How To Markup Up Your Election Data: General

These instructions are for marking up the HTML on a generic content management system (where each different page is just a block of HTML), rather than one designed to extract data from a database and show it in a template. They should be simple enough that any competent webmaster can follow them.

They require no knowledge of linked-data or RDFa (the name for the markup that clearly identifies the text in the HTML as data), however in following them the webmaster should begin to understand some of the core concepts behind linked data, making it easier for them to publish (and consume) other data in the future. Do please contact us if there are any problems, and when you have marked up your results.

Note we strongly recommend marking up the pages before you know the elections results, just filling in the voting figures on the day. Not only does this allow the pages to be checked it also means the candidates for the election can be exposed as data.
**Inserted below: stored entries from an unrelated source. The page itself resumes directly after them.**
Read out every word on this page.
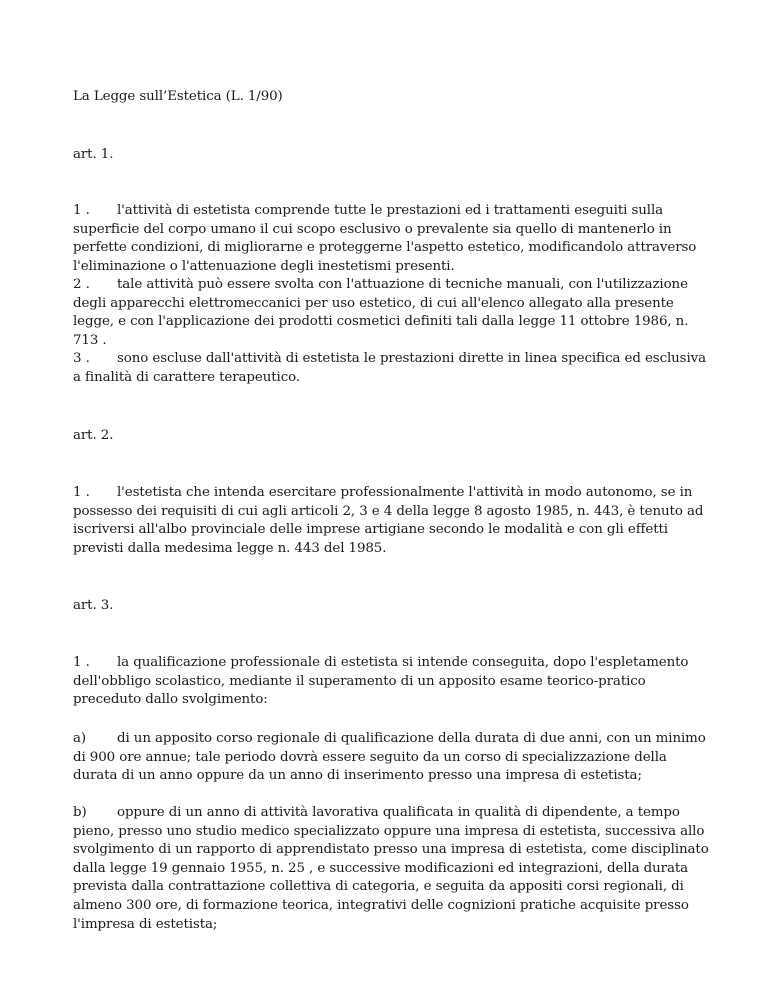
La Legge sull’Estetica (L. 1/90)

art. 1.

1 . l'attività di estetista comprende tutte le prestazioni ed i trattamenti eseguiti sulla superficie del corpo umano il cui scopo esclusivo o prevalente sia quello di mantenerlo in perfette condizioni, di migliorarne e proteggerne l'aspetto estetico, modificandolo attraverso l'eliminazione o l'attenuazione degli inestetismi presenti.

2 . tale attività può essere svolta con l'attuazione di tecniche manuali, con l'utilizzazione degli apparecchi elettromeccanici per uso estetico, di cui all'elenco allegato alla presente legge, e con l'applicazione dei prodotti cosmetici definiti tali dalla legge 11 ottobre 1986, n. 713 .

3 . sono escluse dall'attività di estetista le prestazioni dirette in linea specifica ed esclusiva a finalità di carattere terapeutico.

art. 2.

1 . l'estetista che intenda esercitare professionalmente l'attività in modo autonomo, se in possesso dei requisiti di cui agli articoli 2, 3 e 4 della legge 8 agosto 1985, n. 443, è tenuto ad iscriversi all'albo provinciale delle imprese artigiane secondo le modalità e con gli effetti previsti dalla medesima legge n. 443 del 1985.

art. 3.

1 . la qualificazione professionale di estetista si intende conseguita, dopo l'espletamento dell'obbligo scolastico, mediante il superamento di un apposito esame teorico-pratico preceduto dallo svolgimento:

a) di un apposito corso regionale di qualificazione della durata di due anni, con un minimo di 900 ore annue; tale periodo dovrà essere seguito da un corso di specializzazione della durata di un anno oppure da un anno di inserimento presso una impresa di estetista;

b) oppure di un anno di attività lavorativa qualificata in qualità di dipendente, a tempo pieno, presso uno studio medico specializzato oppure una impresa di estetista, successiva allo svolgimento di un rapporto di apprendistato presso una impresa di estetista, come disciplinato dalla legge 19 gennaio 1955, n. 25 , e successive modificazioni ed integrazioni, della durata prevista dalla contrattazione collettiva di categoria, e seguita da appositi corsi regionali, di almeno 300 ore, di formazione teorica, integrativi delle cognizioni pratiche acquisite presso l'impresa di estetista;
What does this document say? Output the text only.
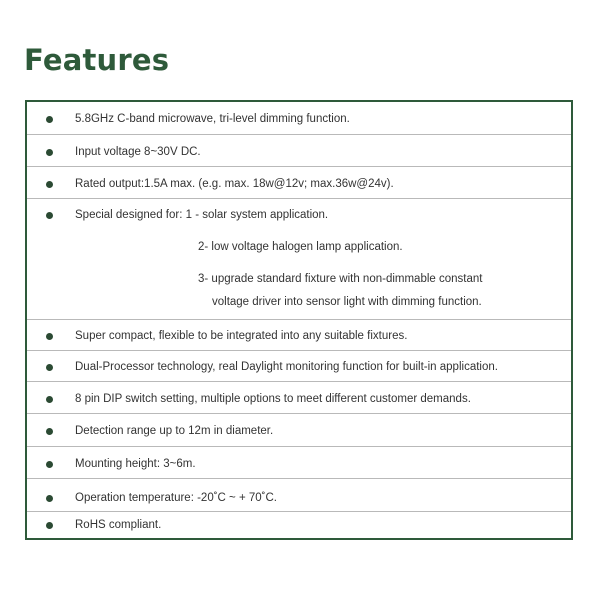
Features
5.8GHz C-band microwave, tri-level dimming function.
Input voltage 8~30V DC.
Rated output:1.5A max. (e.g. max. 18w@12v; max.36w@24v).
Special designed for: 1 - solar system application.
2- low voltage halogen lamp application.
3- upgrade standard fixture with non-dimmable constant
voltage driver into sensor light with dimming function.
Super compact, flexible to be integrated into any suitable fixtures.
Dual-Processor technology, real Daylight monitoring function for built-in application.
8 pin DIP switch setting, multiple options to meet different customer demands.
Detection range up to 12m in diameter.
Mounting height: 3~6m.
Operation temperature: -20˚C ~ + 70˚C.
RoHS compliant.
Don't forget to register your details with us, so we can add you to the list of councils participating in the Open Election Data project.

Glossary

Election Results landing page
This is the web page that lists all the local elections and links to detailed pages about them. Code example
Individual Election Result page
This is the web page for an election (i.e. one that happens on a particular data, e.g. May 6, 2010). It usually lists the wards for which members are being elected, with links to the ward results pages Code example
Ward Result page
This is the web page where the detailed results for a particular ward s the wards for which members are being elected, with links to the ward results pages Code example

How to mark up your election data as linked, open data

  1. Mark up the Election Results landing page using the code on the sample landing page as an example. You need to link to each election you are going to mark up as data, and annotate those links as shown
  2. Mark up those Individual Election Result pages you want to expose as linked data using the sample Individual Election Result page as an example. Although there is a focus on the May 6, 2010 local elections, it's a good idea to mark up previous council elections too, as it exposes that data too, and allows you test out the markup.
  3. Mark up the Ward Result pages using the sample Ward Result page as an example. You should do this before the election day, leaving blanks for the votes cast, as it simplifies things, allows the pages to be checked, and makes the candidate list available as linked data. If possible political parties should be uniquely identified using an URI resource (e.g. The Labour Party is identified by http://openelectiondata.org/id/parties/6). There is a list of all the official parties, together with their resource URIs on this website.
  4. Make sure the Election Results landing page is listed with LocalDirectGov in its services directory.
  5. See what the data on your pages looks like using the RDFa Parser. There's also this handy RDFa -> RDF/XML Firefox bookmarklet: RDFa it (RDF/XML)!, which you use by dragging it to your browser bookmarks bar.